В ответ из бассейна раздался безумный захлебывающийся визг. Герда в его центре вынырнула из воды почти до половины, и стало видно, что на ее груди сидит какая-то коричневая тварь, очень напоминающая большую жабу. Герда забарахталась, отчаянно визжа — кажется, она никак не могла оторвать от себя неожиданный приз, — камеры моментально опять включились. Стел вскочила на ноги Волкофф, поколебавшись мгновение, бросился в бассейн, не раздеваясь, и поплыл короткими резкими саженками на выручку к звезде.
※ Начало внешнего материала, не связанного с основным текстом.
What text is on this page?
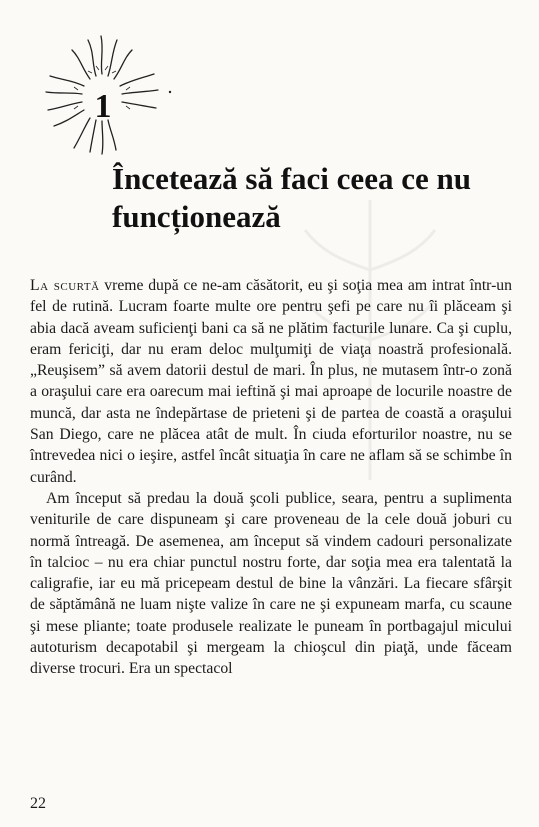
1
Încetează să faci ceea ce nu funcționează

La scurtă vreme după ce ne-am căsătorit, eu şi soţia mea am intrat într-un fel de rutină. Lucram foarte multe ore pentru şefi pe care nu îi plăceam şi abia dacă aveam suficienţi bani ca să ne plătim facturile lunare. Ca şi cuplu, eram fericiţi, dar nu eram deloc mulţumiţi de viaţa noastră profesională. „Reuşisem” să avem datorii destul de mari. În plus, ne mutasem într-o zonă a oraşului care era oarecum mai ieftină şi mai aproape de locurile noastre de muncă, dar asta ne îndepărtase de prieteni şi de partea de coastă a oraşului San Diego, care ne plăcea atât de mult. În ciuda eforturilor noastre, nu se întrevedea nici o ieşire, astfel încât situaţia în care ne aflam să se schimbe în curând.

Am început să predau la două şcoli publice, seara, pentru a suplimenta veniturile de care dispuneam şi care proveneau de la cele două joburi cu normă întreagă. De asemenea, am început să vindem cadouri personalizate în talcioc – nu era chiar punctul nostru forte, dar soţia mea era talentată la caligrafie, iar eu mă pricepeam destul de bine la vânzări. La fiecare sfârşit de săptămână ne luam nişte valize în care ne şi expuneam marfa, cu scaune şi mese pliante; toate produsele realizate le puneam în portbagajul micului autoturism decapotabil şi mergeam la chioşcul din piaţă, unde făceam diverse trocuri. Era un spectacol

22
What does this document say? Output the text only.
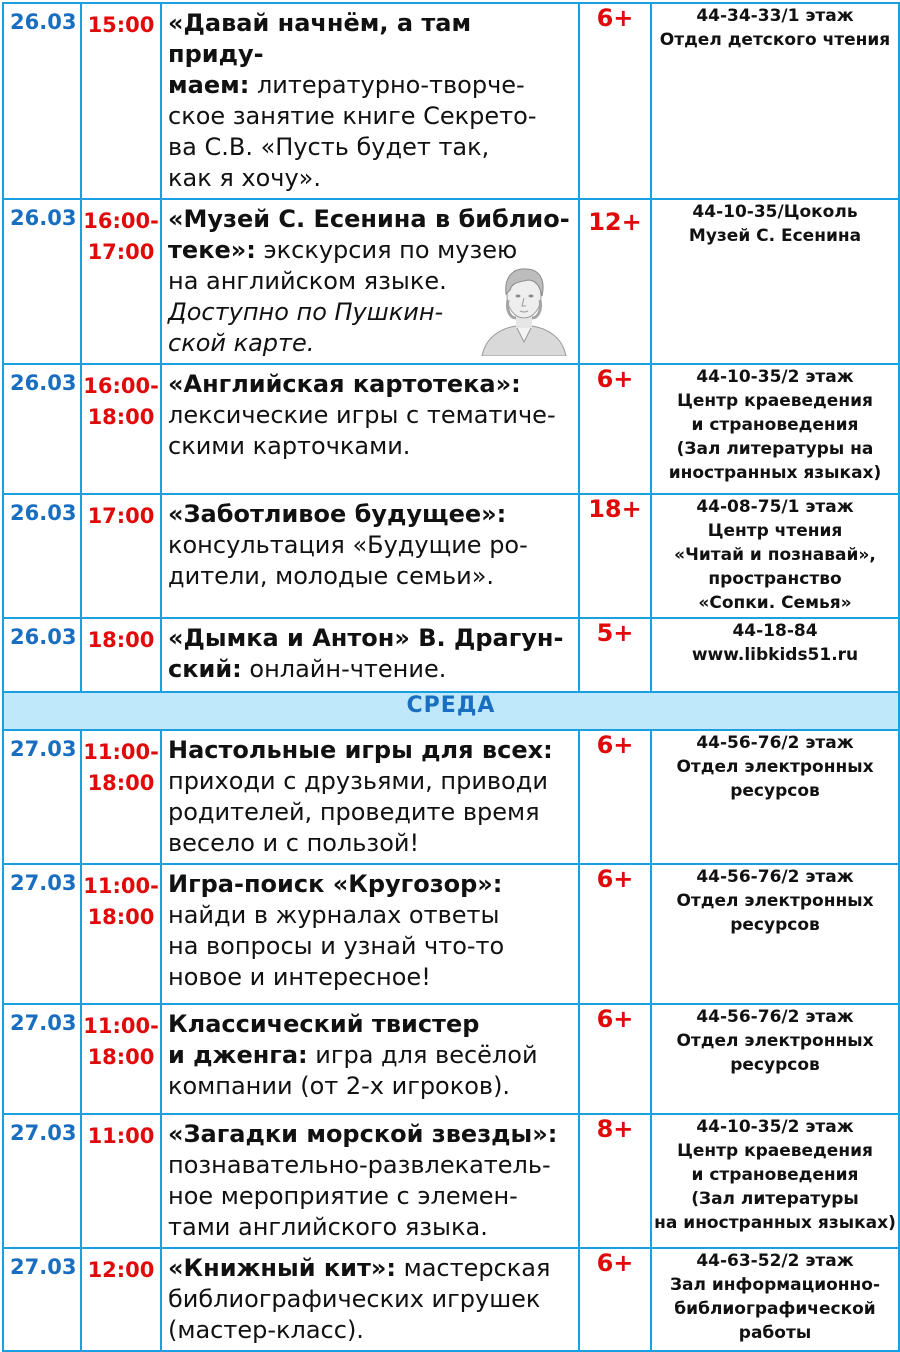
26.03	15:00	«Давай начнём, а там приду-
маем: литературно-творче-
ское занятие книге Секрето-
ва С.В. «Пусть будет так,
как я хочу».	6+	44-34-33/1 этаж
Отдел детского чтения

26.03	16:00-
17:00	«Музей С. Есенина в библио-
теке»: экскурсия по музею
на английском языке.
Доступно по Пушкин-
ской карте.	12+	44-10-35/Цоколь
Музей С. Есенина

26.03	16:00-
18:00	«Английская картотека»:
лексические игры с тематиче-
скими карточками.	6+	44-10-35/2 этаж
Центр краеведения
и страноведения
(Зал литературы на
иностранных языках)

26.03	17:00	«Заботливое будущее»:
консультация «Будущие ро-
дители, молодые семьи».	18+	44-08-75/1 этаж
Центр чтения
«Читай и познавай»,
пространство
«Сопки. Семья»

26.03	18:00	«Дымка и Антон» В. Драгун-
ский: онлайн-чтение.	5+	44-18-84
www.libkids51.ru

СРЕДА				

27.03	11:00-
18:00	Настольные игры для всех:
приходи с друзьями, приводи
родителей, проведите время
весело и с пользой!	6+	44-56-76/2 этаж
Отдел электронных
ресурсов

27.03	11:00-
18:00	Игра-поиск «Кругозор»:
найди в журналах ответы
на вопросы и узнай что-то
новое и интересное!	6+	44-56-76/2 этаж
Отдел электронных
ресурсов

27.03	11:00-
18:00	Классический твистер
и дженга: игра для весёлой
компании (от 2-х игроков).	6+	44-56-76/2 этаж
Отдел электронных
ресурсов

27.03	11:00	«Загадки морской звезды»:
познавательно-развлекатель-
ное мероприятие с элемен-
тами английского языка.	8+	44-10-35/2 этаж
Центр краеведения
и страноведения
(Зал литературы
на иностранных языках)

27.03	12:00	«Книжный кит»: мастерская
библиографических игрушек
(мастер-класс).	6+	44-63-52/2 этаж
Зал информационно-
библиографической
работы
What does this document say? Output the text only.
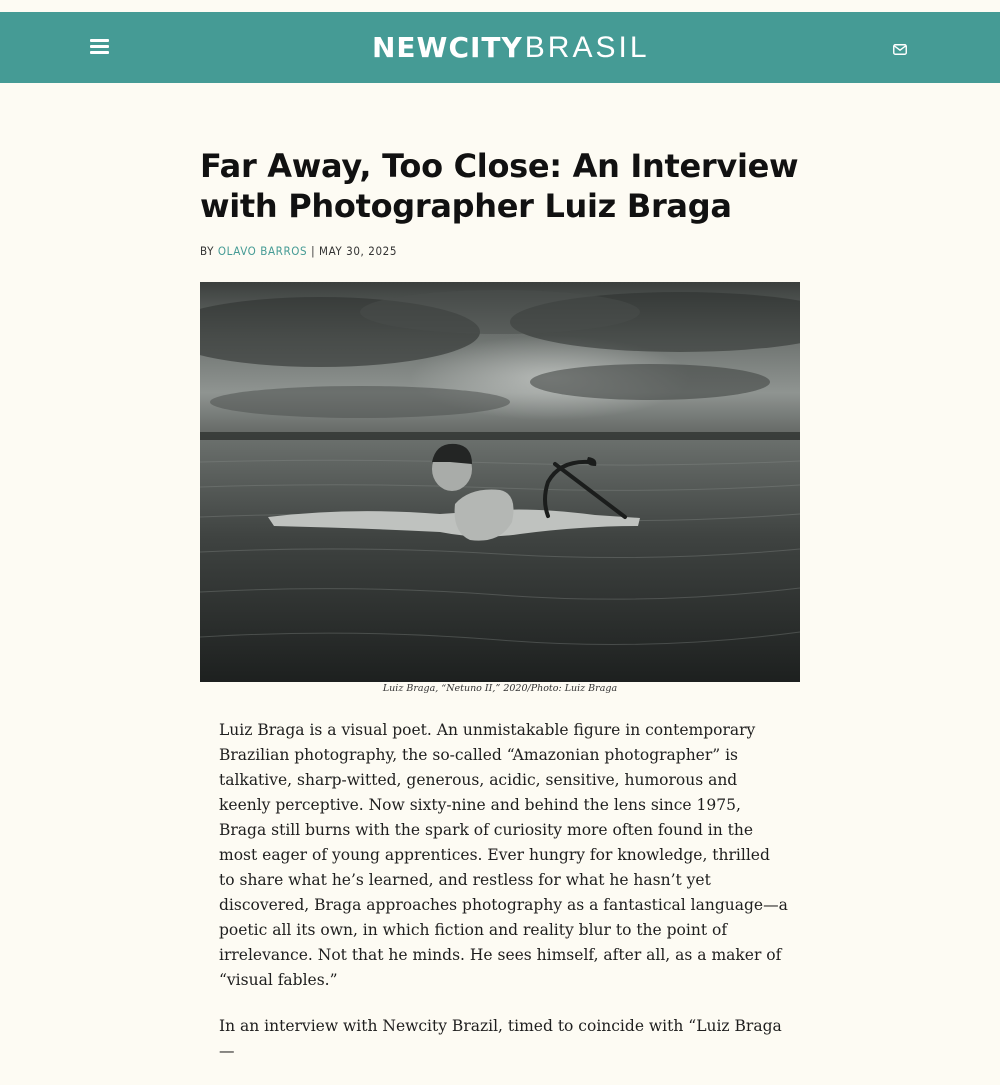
NEWCITY BRASIL
Far Away, Too Close: An Interview with Photographer Luiz Braga
BY OLAVO BARROS | MAY 30, 2025
Luiz Braga, “Netuno II,” 2020/Photo: Luiz Braga

Luiz Braga is a visual poet. An unmistakable figure in contemporary Brazilian photography, the so-called “Amazonian photographer” is talkative, sharp-witted, generous, acidic, sensitive, humorous and keenly perceptive. Now sixty-nine and behind the lens since 1975, Braga still burns with the spark of curiosity more often found in the most eager of young apprentices. Ever hungry for knowledge, thrilled to share what he’s learned, and restless for what he hasn’t yet discovered, Braga approaches photography as a fantastical language—a poetic all its own, in which fiction and reality blur to the point of irrelevance. Not that he minds. He sees himself, after all, as a maker of “visual fables.”

In an interview with Newcity Brazil, timed to coincide with “Luiz Braga—
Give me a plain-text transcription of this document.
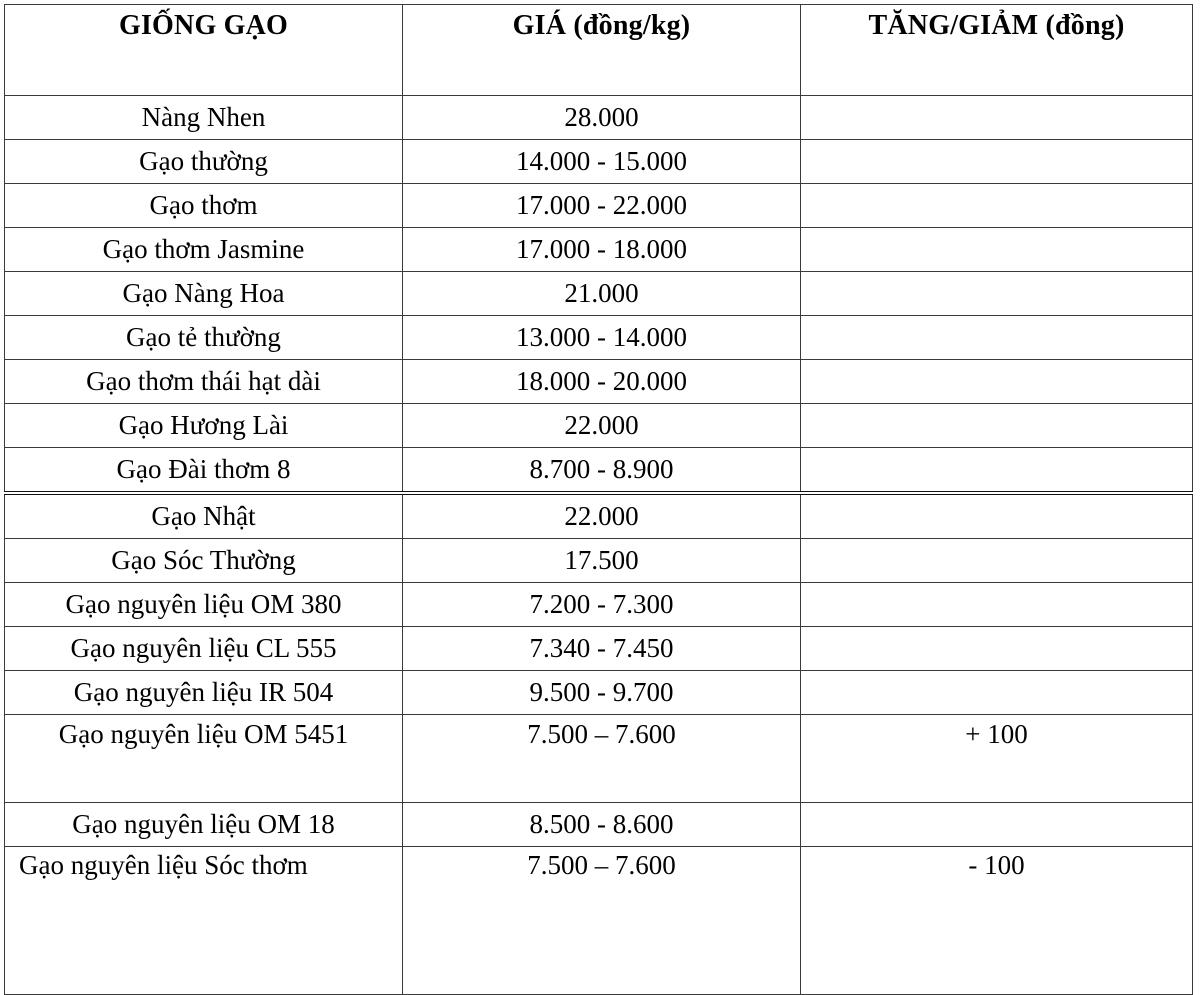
GIỐNG GẠO	GIÁ (đồng/kg)	TĂNG/GIẢM (đồng)

Nàng Nhen	28.000	

Gạo thường	14.000 - 15.000	

Gạo thơm	17.000 - 22.000	

Gạo thơm Jasmine	17.000 - 18.000	

Gạo Nàng Hoa	21.000	

Gạo tẻ thường	13.000 - 14.000	

Gạo thơm thái hạt dài	18.000 - 20.000	

Gạo Hương Lài	22.000	

Gạo Đài thơm 8	8.700 - 8.900	

Gạo Nhật	22.000	

Gạo Sóc Thường	17.500	

Gạo nguyên liệu OM 380	7.200 - 7.300	

Gạo nguyên liệu CL 555	7.340 - 7.450	

Gạo nguyên liệu IR 504	9.500 - 9.700	

Gạo nguyên liệu OM 5451	7.500 – 7.600	+ 100

Gạo nguyên liệu OM 18	8.500 - 8.600	

Gạo nguyên liệu Sóc thơm	7.500 – 7.600	- 100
У воды бегал, заламывая руки, Юдкофф, Роза тоже подошла к самому краю бассейна и наблюдала, широко открыв глаза и даже не мигая, чтобы, не дай бог, не пропустить ни единой мелочи из развернувшихся событий. В это время за спиной Стел из темноты донесся негромкий зов:
— Шалой!..
Она резко обернулась, замерла на миг и медленно пересекла границу тьмы и света. Там, в полумраке, стояли четверо, один из которых отличался, мягко говоря, несколько странной фигурой, вернее сказать — полным отсутствием того, что принято было называть фигурой. Но она видела из них только одного — того, что стоял впереди остальных и кого она узнала бы из тысяч по одному лишь голосу, даже просто по выражению, с которым только этому голосу дано было произносить ее тайное имя.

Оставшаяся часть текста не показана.